Komisi I DPRD Banjarmasin Bahas Tuntas Persoalan Pertanahan

BANJARMASIN, onlinesinarbarito.com – Komisi I DPRD Kota Banjarmasin, Kalimantan Selatan, menggelar rapat dengar pendapat (RDP) membahas berbagai persoalan administrasi pertanahan yang selama ini kerap menimbulkan polemik di masyarakat, mulai dari tapal batas wilayah hingga validasi identitas kepemilikan tanah.

Ketua Komisi I DPRD Kota Banjarmasin, Aliansyah, mengatakan forum RDP tersebut menghadirkan berbagai pihak terkait, di antaranya Ikatan Pembuat Akta Tanah (IPAT), Ikatan Notaris Indonesia (INI) Kota Banjarmasin, para camat dan lurah se-Kota Banjarmasin, serta Kantor Pertanahan Kota Banjarmasin. Selain itu, hadir pula Dinas Penanaman Modal dan Pelayanan Terpadu Satu Pintu (DPMPTSP) serta Dinas Kependudukan dan Catatan Sipil (Disdukcapil).

“Permasalahan pertanahan ini sangat kompleks dan sering kali bersinggungan antarinstansi. Karena itu, RDP ini menjadi ruang untuk menyatukan persepsi dan mencari solusi bersama,” ujar Aliansyah, Kamis (16/10/2025).

Dalam forum tersebut, lanjutnya, mencuat sejumlah isu strategis seperti penataan tapal batas Kota Banjarmasin dengan Kabupaten Banjar dan Barito Kuala, serta alih media sertifikat tanah dari analog ke elektronik yang menjadi kewenangan Badan Pertanahan Nasional (BPN).

Selain itu, muncul pula persoalan perbedaan data identitas kepemilikan tanah antara dokumen pertanahan dan data kependudukan masyarakat. Perbedaan ini, kata Aliansyah, kerap disebabkan oleh perbedaan aturan dan penafsiran antarinstansi, terutama antara BPN, Disdukcapil, dan pemerintah kecamatan maupun kelurahan.

“Belum ada keputusan final, tetapi sudah tercapai kesepahaman awal untuk memperkuat sinergi antarinstansi. Ini penting agar pelayanan publik di bidang pertanahan lebih efektif dan memberikan kepastian hukum bagi warga,” tegasnya.
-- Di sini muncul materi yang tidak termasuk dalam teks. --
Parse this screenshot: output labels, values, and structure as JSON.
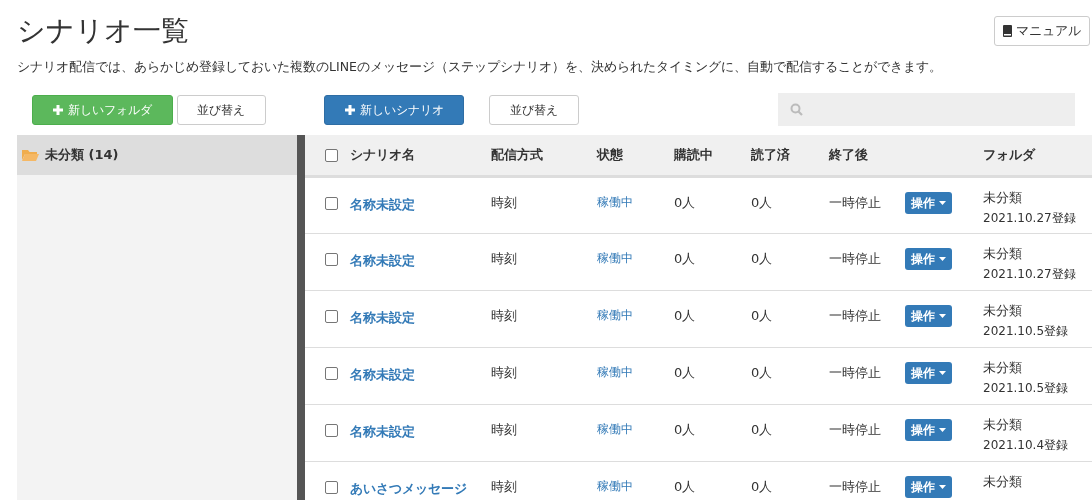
{
  "title": "シナリオ一覧",
  "manual_button": "マニュアル",
  "description": "シナリオ配信では、あらかじめ登録しておいた複数のLINEのメッセージ（ステップシナリオ）を、決められたタイミングに、自動で配信することができます。",
  "folder_toolbar": {
    "new_button": "新しいフォルダ",
    "sort_button": "並び替え"
  },
  "scenario_toolbar": {
    "new_button": "新しいシナリオ",
    "sort_button": "並び替え"
  },
  "folders": [
    {
      "label": "未分類 (14)",
      "selected": true
    }
  ],
  "table": {
    "select_all_checked": false,
    "columns": [
      "シナリオ名",
      "配信方式",
      "状態",
      "購読中",
      "読了済",
      "終了後",
      "フォルダ"
    ],
    "rows": [
      {
        "checked": false,
        "name": "名称未設定",
        "method": "時刻",
        "status": "稼働中",
        "subscribers": "0人",
        "read": "0人",
        "after_end": "一時停止",
        "action": "操作",
        "folder": "未分類",
        "registered": "2021.10.27登録"
      },
      {
        "checked": false,
        "name": "名称未設定",
        "method": "時刻",
        "status": "稼働中",
        "subscribers": "0人",
        "read": "0人",
        "after_end": "一時停止",
        "action": "操作",
        "folder": "未分類",
        "registered": "2021.10.27登録"
      },
      {
        "checked": false,
        "name": "名称未設定",
        "method": "時刻",
        "status": "稼働中",
        "subscribers": "0人",
        "read": "0人",
        "after_end": "一時停止",
        "action": "操作",
        "folder": "未分類",
        "registered": "2021.10.5登録"
      },
      {
        "checked": false,
        "name": "名称未設定",
        "method": "時刻",
        "status": "稼働中",
        "subscribers": "0人",
        "read": "0人",
        "after_end": "一時停止",
        "action": "操作",
        "folder": "未分類",
        "registered": "2021.10.5登録"
      },
      {
        "checked": false,
        "name": "名称未設定",
        "method": "時刻",
        "status": "稼働中",
        "subscribers": "0人",
        "read": "0人",
        "after_end": "一時停止",
        "action": "操作",
        "folder": "未分類",
        "registered": "2021.10.4登録"
      },
      {
        "checked": false,
        "name": "あいさつメッセージ",
        "method": "時刻",
        "status": "稼働中",
        "subscribers": "0人",
        "read": "0人",
        "after_end": "一時停止",
        "action": "操作",
        "folder": "未分類"
      }
    ]
  }
}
Sementara itu, Kepala Seksi Penetapan Hak dan Pendaftaran Kantor Pertanahan Kota Banjarmasin, Aang Mandayana, menyambut positif langkah DPRD menginisiasi RDP sebagai forum koordinasi lintas lembaga.

Menurut Aang, salah satu persoalan yang sering muncul adalah ketidaksesuaian nama pada sertifikat tanah dengan data kependudukan. Hal ini diatur dalam Peraturan Kepala BPN Nomor 1 Tahun 2010 tentang Standar Pelayanan dan Pengaturan Pertanahan.

“Jika perbedaan nama bersifat administratif, maka perbaikannya harus melalui penetapan pengadilan. Namun, jika mengikuti hukum adat, dapat dilakukan melalui surat pernyataan perubahan nama yang diketahui lurah dan camat,” jelasnya.

Terkait penataan batas, Aang menegaskan pengukuran ulang wajib dilakukan jika ditemukan pergeseran spasial bidang tanah. “Analisa spasial menjadi dasar penting. Bila ada pergeseran batas, maka penataan harus dilakukan terlebih dahulu agar data pertanahan akurat,” ujarnya.

Ia berharap hasil RDP ini menjadi langkah awal menyatukan pandangan antarinstansi agar pelayanan pertanahan di Kota Banjarmasin semakin tertib, sinkron, dan memberikan kepastian hukum bagi masyarakat. (adv/sb).